最近需要对每周生成的日志表进行处理,并且输出结果到另一张表。日志表少的有300万,多有的有上千万条记录。因此打算用多线程来处理数据。在使用线程池时,几个注意点:
1、在入口的地方,直接新建一个线程为执行,然后返回结果,后续通过日志表来跟踪;
2、设置独立的线程名规则,区分自动生成的线程名;
3、直接使用ThreadPoolExecutor,而不是借用Executors类生成;
4、利用Future的阻塞特性来控制全部线程执行结束的时间点;
5、考虑是否有必要增加中断执行的机制;
6、考虑能合成批量操作的地方尽量合成批量操作。
代码参考:
//1.计算线程数
int threadNum = totalCount / StatConstant.SPLIT_NUM;
if (threadNum * StatConstant.SPLIT_NUM < totalCount) {
threadNum++;
}
//2.发起线程
List<Future<Integer>> futureList = new ArrayList<>();
ThreadFactory threadFactory = new ThreadFactoryBuilder()

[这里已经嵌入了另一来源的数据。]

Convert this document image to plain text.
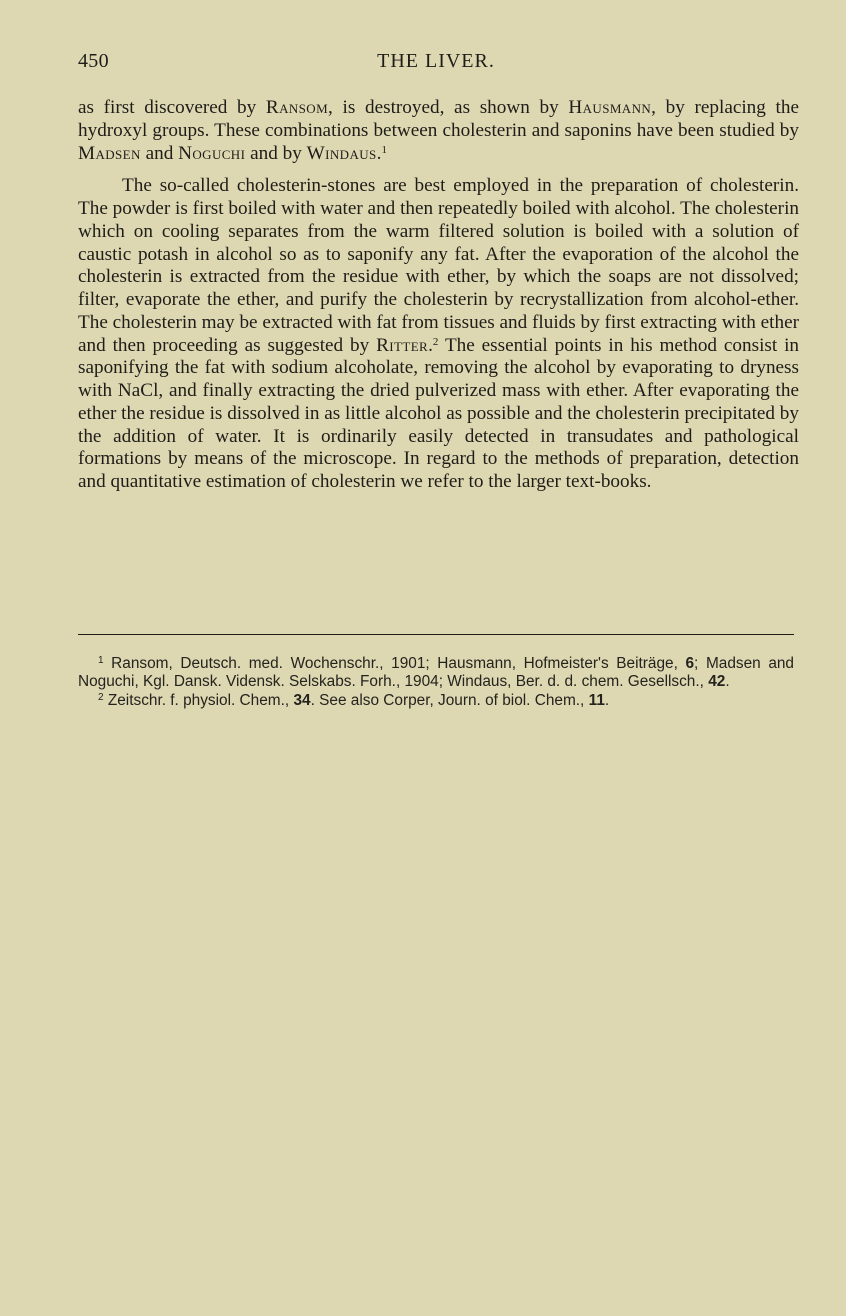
450	THE LIVER.

as first discovered by Ransom, is destroyed, as shown by Hausmann, by replacing the hydroxyl groups. These combinations between cholesterin and saponins have been studied by Madsen and Noguchi and by Windaus.$^1$

The so-called cholesterin-stones are best employed in the preparation of cholesterin. The powder is first boiled with water and then repeatedly boiled with alcohol. The cholesterin which on cooling separates from the warm filtered solution is boiled with a solution of caustic potash in alcohol so as to saponify any fat. After the evaporation of the alcohol the cholesterin is extracted from the residue with ether, by which the soaps are not dissolved; filter, evaporate the ether, and purify the cholesterin by recrystallization from alcohol-ether. The cholesterin may be extracted with fat from tissues and fluids by first extracting with ether and then proceeding as suggested by Ritter.$^2$ The essential points in his method consist in saponifying the fat with sodium alcoholate, removing the alcohol by evaporating to dryness with NaCl, and finally extracting the dried pulverized mass with ether. After evaporating the ether the residue is dissolved in as little alcohol as possible and the cholesterin precipitated by the addition of water. It is ordinarily easily detected in transudates and pathological formations by means of the microscope. In regard to the methods of preparation, detection and quantitative estimation of cholesterin we refer to the larger text-books.

$^1$ Ransom, Deutsch. med. Wochenschr., 1901; Hausmann, Hofmeister's Beiträge, 6; Madsen and Noguchi, Kgl. Dansk. Vidensk. Selskabs. Forh., 1904; Windaus, Ber. d. d. chem. Gesellsch., 42.

$^2$ Zeitschr. f. physiol. Chem., 34. See also Corper, Journ. of biol. Chem., 11.
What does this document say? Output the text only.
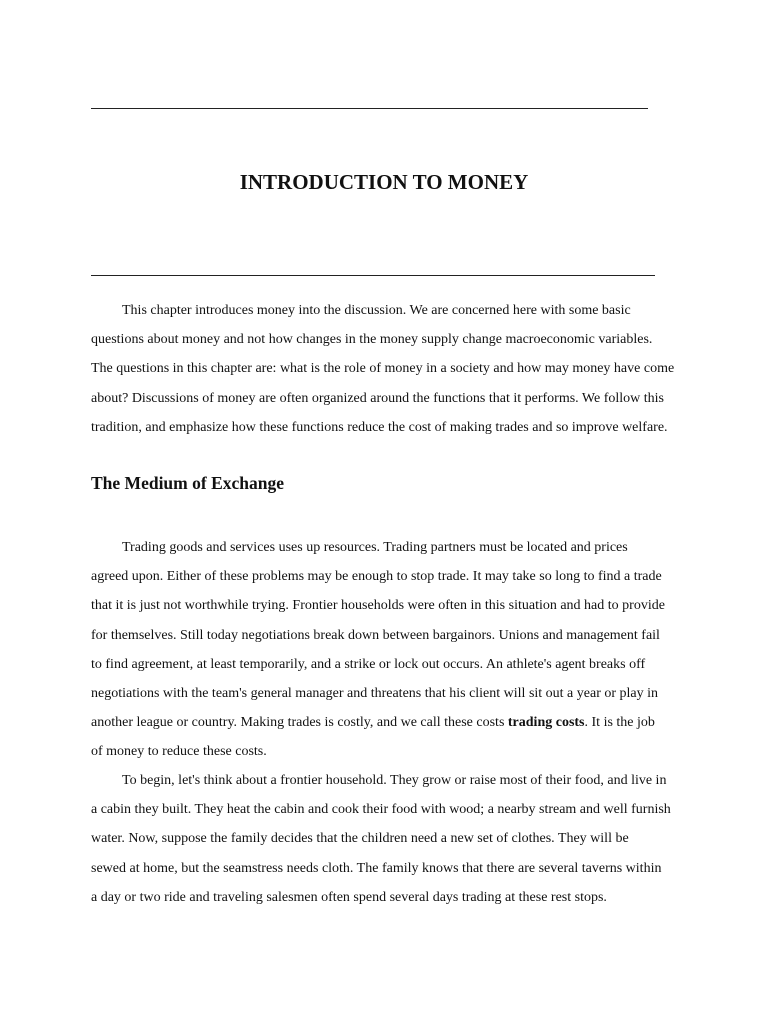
INTRODUCTION TO MONEY

This chapter introduces money into the discussion. We are concerned here with some basic
questions about money and not how changes in the money supply change macroeconomic variables.
The questions in this chapter are: what is the role of money in a society and how may money have come
about? Discussions of money are often organized around the functions that it performs. We follow this
tradition, and emphasize how these functions reduce the cost of making trades and so improve welfare.

The Medium of Exchange

Trading goods and services uses up resources. Trading partners must be located and prices
agreed upon. Either of these problems may be enough to stop trade. It may take so long to find a trade
that it is just not worthwhile trying. Frontier households were often in this situation and had to provide
for themselves. Still today negotiations break down between bargainors. Unions and management fail
to find agreement, at least temporarily, and a strike or lock out occurs. An athlete's agent breaks off
negotiations with the team's general manager and threatens that his client will sit out a year or play in
another league or country. Making trades is costly, and we call these costs trading costs. It is the job
of money to reduce these costs.

To begin, let's think about a frontier household. They grow or raise most of their food, and live in
a cabin they built. They heat the cabin and cook their food with wood; a nearby stream and well furnish
water. Now, suppose the family decides that the children need a new set of clothes. They will be
sewed at home, but the seamstress needs cloth. The family knows that there are several taverns within
a day or two ride and traveling salesmen often spend several days trading at these rest stops.
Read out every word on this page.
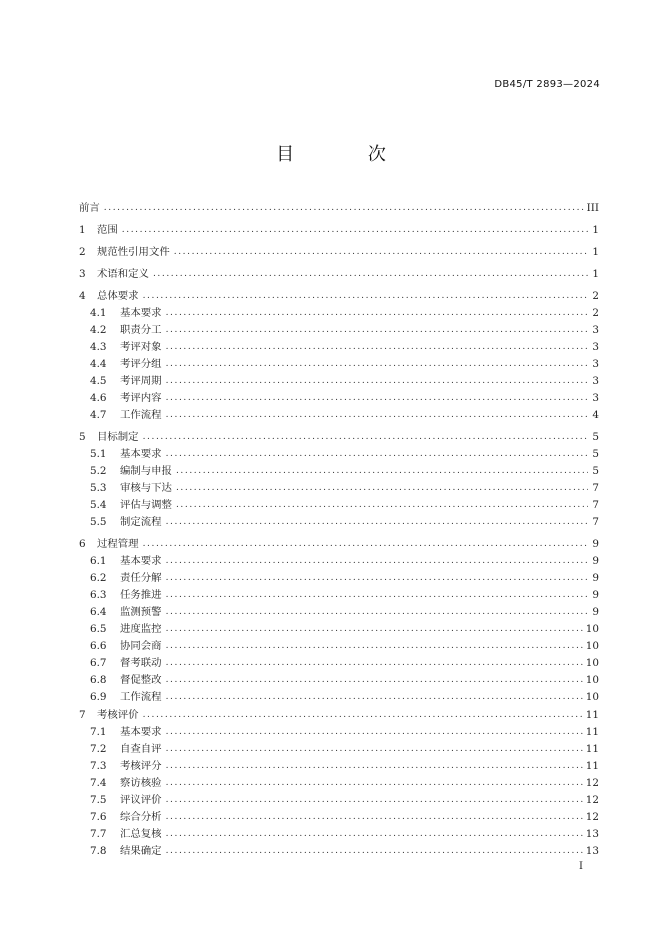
DB45/T 2893—2024
目 次
前言 .....	III
1	范围 .....	1
2	规范性引用文件 .....	1
3	术语和定义 .....	1
4	总体要求 .....	2
4.1	基本要求 .....	2
4.2	职责分工 .....	3
4.3	考评对象 .....	3
4.4	考评分组 .....	3
4.5	考评周期 .....	3
4.6	考评内容 .....	3
4.7	工作流程 .....	4
5	目标制定 .....	5
5.1	基本要求 .....	5
5.2	编制与申报 .....	5
5.3	审核与下达 .....	7
5.4	评估与调整 .....	7
5.5	制定流程 .....	7
6	过程管理 .....	9
6.1	基本要求 .....	9
6.2	责任分解 .....	9
6.3	任务推进 .....	9
6.4	监测预警 .....	9
6.5	进度监控 .....	10
6.6	协同会商 .....	10
6.7	督考联动 .....	10
6.8	督促整改 .....	10
6.9	工作流程 .....	10
7	考核评价 .....	11
7.1	基本要求 .....	11
7.2	自查自评 .....	11
7.3	考核评分 .....	11
7.4	察访核验 .....	12
7.5	评议评价 .....	12
7.6	综合分析 .....	12
7.7	汇总复核 .....	13
7.8	结果确定 .....	13
I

.setNameFormat("LogHandlerThread-%d")
.build();
ExecutorService executorService = new ThreadPoolExecutor(threadNum, threadNum, 0L, TimeUnit.SECONDS, new ArrayBlockingQueue<Runnable>(threadNum), threadFactory);
for (int i = 0; i < threadNum; i++) {
int begin = i * StatConstant.SPLIT_NUM;
int end = (i + 1) * StatConstant.SPLIT_NUM;
if (i == threadNum - 1) {
end = totalCount;
}
Future<Integer> future = executorService.submit(new LogHandlerThread(begin, end, weekNo, applicationContext));
futureList.add(future);
}
//3.记录线程结果
boolean finalResult = true;
for (int i = 0; i < futureList.size(); i++) {
try {
Future<Integer> future = futureList.get(i);
Integer result = future.get();
handleCount += ((result == null) ? 0 : result);
} catch (Exception e) {
weekLog.setMessage(weekLog.getMessage() + "###" + "(ThreadNum=" + i + ")" + e.getMessage());
finalResult = false;
}
}
executorService.shutdown();
//4.执行其他任务...
public class LogHandlerThread implements Callable<Integer> {
public LogHandlerThread(Integer begin, Integer end, String weekNo, ApplicationContext applicationContext) {
//初始..
}
@Override
public Integer call() {
//执行..
}
}
期间还碰上,死锁的问题(org.springframework.dao.DeadlockLoserDataAccessException: PreparedStatementCallback; SQL [INSERT IGNORE INTO tb(...) VALUES (..)]; Deadlock found when trying to get lock; try restarting transaction;),本来想通过批量初始来提高性能,但是表在更新的时候,如果是锁同样的行记录,确实容易出现死锁,没有太好的办法,说明业务逻辑上可能需要适当的调整来规避这种多线程冲突的情况,优先通过优化设计来解决冲突。